Les feuilles forment un camaïeu de textures et d'odeurs différentes. À certains endroits, elles sont jaunes et brillantes, et à d'autres, d'un vert sombre et terne.
"Tout comme il n'y a pas deux empreintes digitales identiques, il n'y a pas deux variétés de mangues semblables. La nature a doté les mangues de caractéristiques qui ressemblent à celles des humains", dit-il.
Sa méthode, qui s'apparente à une greffe, est complexe. Elle consiste à trancher avec soin une branche d'une variété, laissant une plaie ouverte dans laquelle une branche d'une autre variété est épissée et scellée avec du ruban adhésif.
"J'enlèverai le ruban une fois que le joint sera solide, et j'espère que cette nouvelle branche sera prête pour la saison prochaine, et qu'elle portera une nouvelle variété après deux ans", explique le vieil homme.
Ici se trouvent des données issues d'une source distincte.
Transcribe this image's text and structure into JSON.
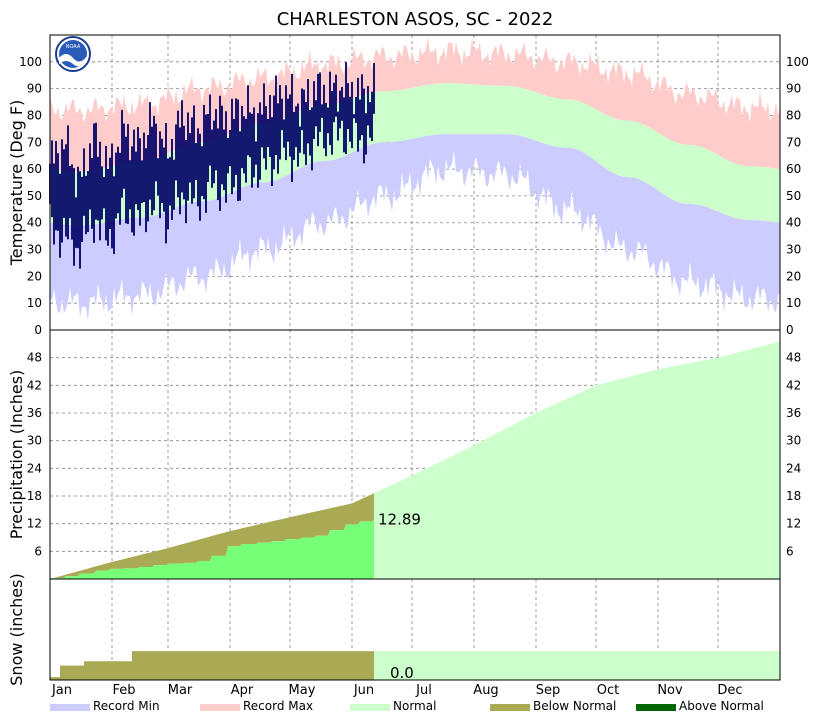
{
  "chart_data": {
    "type": "area",
    "title": "CHARLESTON   ASOS, SC - 2022",
    "months": [
      "Jan",
      "Feb",
      "Mar",
      "Apr",
      "May",
      "Jun",
      "Jul",
      "Aug",
      "Sep",
      "Oct",
      "Nov",
      "Dec"
    ],
    "legend": [
      {
        "label": "Record Min",
        "color": "#ccccff"
      },
      {
        "label": "Record Max",
        "color": "#ffcccc"
      },
      {
        "label": "Normal",
        "color": "#ccffcc"
      },
      {
        "label": "Below Normal",
        "color": "#aaaa55"
      },
      {
        "label": "Above Normal",
        "color": "#006600"
      }
    ],
    "colors": {
      "record_min": "#ccccff",
      "record_max": "#ffcccc",
      "normal": "#ccffcc",
      "below_normal": "#aaaa55",
      "above_normal": "#006600",
      "observed_precip": "#77ff77",
      "observed_temp": "#000066"
    },
    "logo_text": "NOAA",
    "panels": {
      "temperature": {
        "ylabel": "Temperature (Deg F)",
        "ylim": [
          0,
          110
        ],
        "yticks": [
          0,
          10,
          20,
          30,
          40,
          50,
          60,
          70,
          80,
          90,
          100
        ],
        "normal_high_monthly": [
          59,
          63,
          70,
          77,
          84,
          89,
          92,
          91,
          86,
          78,
          69,
          61
        ],
        "normal_low_monthly": [
          39,
          42,
          48,
          55,
          63,
          70,
          73,
          73,
          68,
          57,
          47,
          41
        ],
        "record_max_monthly": [
          82,
          84,
          90,
          94,
          99,
          102,
          104,
          103,
          100,
          96,
          88,
          83
        ],
        "record_min_monthly": [
          10,
          13,
          20,
          30,
          40,
          50,
          60,
          58,
          45,
          30,
          18,
          12
        ],
        "observed_through": "Jun 12",
        "observed_daily_high_low_weekly": [
          [
            62,
            38
          ],
          [
            70,
            35
          ],
          [
            55,
            30
          ],
          [
            72,
            42
          ],
          [
            60,
            33
          ],
          [
            75,
            45
          ],
          [
            68,
            40
          ],
          [
            78,
            48
          ],
          [
            66,
            41
          ],
          [
            80,
            50
          ],
          [
            74,
            47
          ],
          [
            82,
            54
          ],
          [
            78,
            52
          ],
          [
            83,
            56
          ],
          [
            80,
            60
          ],
          [
            86,
            62
          ],
          [
            88,
            66
          ],
          [
            84,
            64
          ],
          [
            90,
            70
          ],
          [
            89,
            72
          ],
          [
            91,
            73
          ],
          [
            88,
            70
          ],
          [
            90,
            72
          ]
        ]
      },
      "precipitation": {
        "ylabel": "Precipitation (Inches)",
        "ylim": [
          0,
          54
        ],
        "yticks": [
          6,
          12,
          18,
          24,
          30,
          36,
          42,
          48
        ],
        "normal_cumulative_monthly_end": [
          3.7,
          6.7,
          10.4,
          13.4,
          16.4,
          22.4,
          29.0,
          36.0,
          42.0,
          45.5,
          48.0,
          51.5
        ],
        "observed_cumulative_weekly": [
          0.2,
          0.6,
          1.2,
          1.8,
          2.2,
          2.3,
          2.6,
          3.0,
          3.3,
          3.5,
          3.9,
          5.0,
          7.1,
          7.6,
          7.9,
          8.2,
          8.6,
          9.0,
          9.4,
          10.6,
          11.8,
          12.5,
          12.89
        ],
        "current_total_label": "12.89"
      },
      "snow": {
        "ylabel": "Snow (inches)",
        "ylim": [
          0,
          0.7
        ],
        "normal_seasonal": 0.2,
        "below_normal_steps": [
          0.02,
          0.1,
          0.13,
          0.2
        ],
        "observed_total_label": "0.0"
      }
    }
  }
}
Les compétences de Kaleem Ullah Khan lui ont valu de nombreuses récompenses, dont l'une des plus hautes distinctions civiles de l'Inde en 2008, ainsi que des invitations en Iran et aux Émirats arabes unis.
- Réchauffement climatique -
L'Inde est le plus grand producteur mondial de mangues et fournit la moitié de la production planétaire.
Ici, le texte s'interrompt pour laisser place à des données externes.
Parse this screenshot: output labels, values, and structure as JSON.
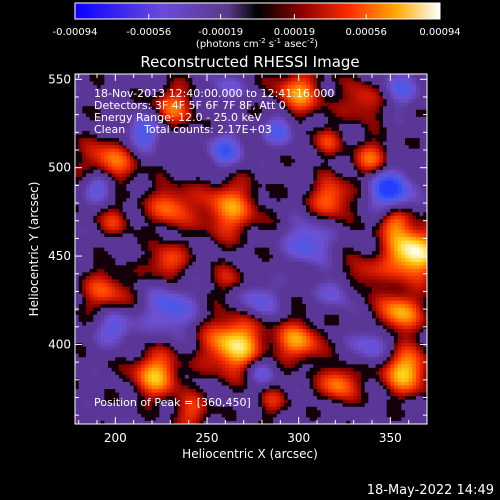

Malihabad, dans l'État de l'Uttar Pradesh, compte plus de 30.000 hectares de vergers et représente près de 25% de la récolte nationale.
Appartenant dans la majorité des cas à des familles depuis des générations, les vergers sont un paradis pour les amateurs de mangues, la variété la plus connue étant probablement la Dasheri, qui fond dans la bouche, du nom du village voisin où elle est apparue au XVIIIe siècle.
Mais les agriculteurs s'inquiètent du réchauffement climatique, la canicule de cette année ayant détruit 90% de la récolte locale, selon l'All-India Mango Growers Association.
Le nombre de variétés a également diminué. Pour M. Khan, ce sont les techniques d'agriculture intensive et l'utilisation généralisée d'engrais et d'insecticides bon marché qui en sont responsables.
Les arbres sont par ailleurs plantés trop près les uns contre les autres, ne laissant aucun espace pour que l'humidité et la rosée se déposent sur les feuilles, détaille-t-il.
Sa vie est tout de même belle, veut-il rassurer.
"J'ai récemment emménagé dans une nouvelle maison à l'intérieur de la ferme pour me rapprocher de mon arbre adoré, sur lequel je continuerai à travailler jusqu'à mon dernier souffle".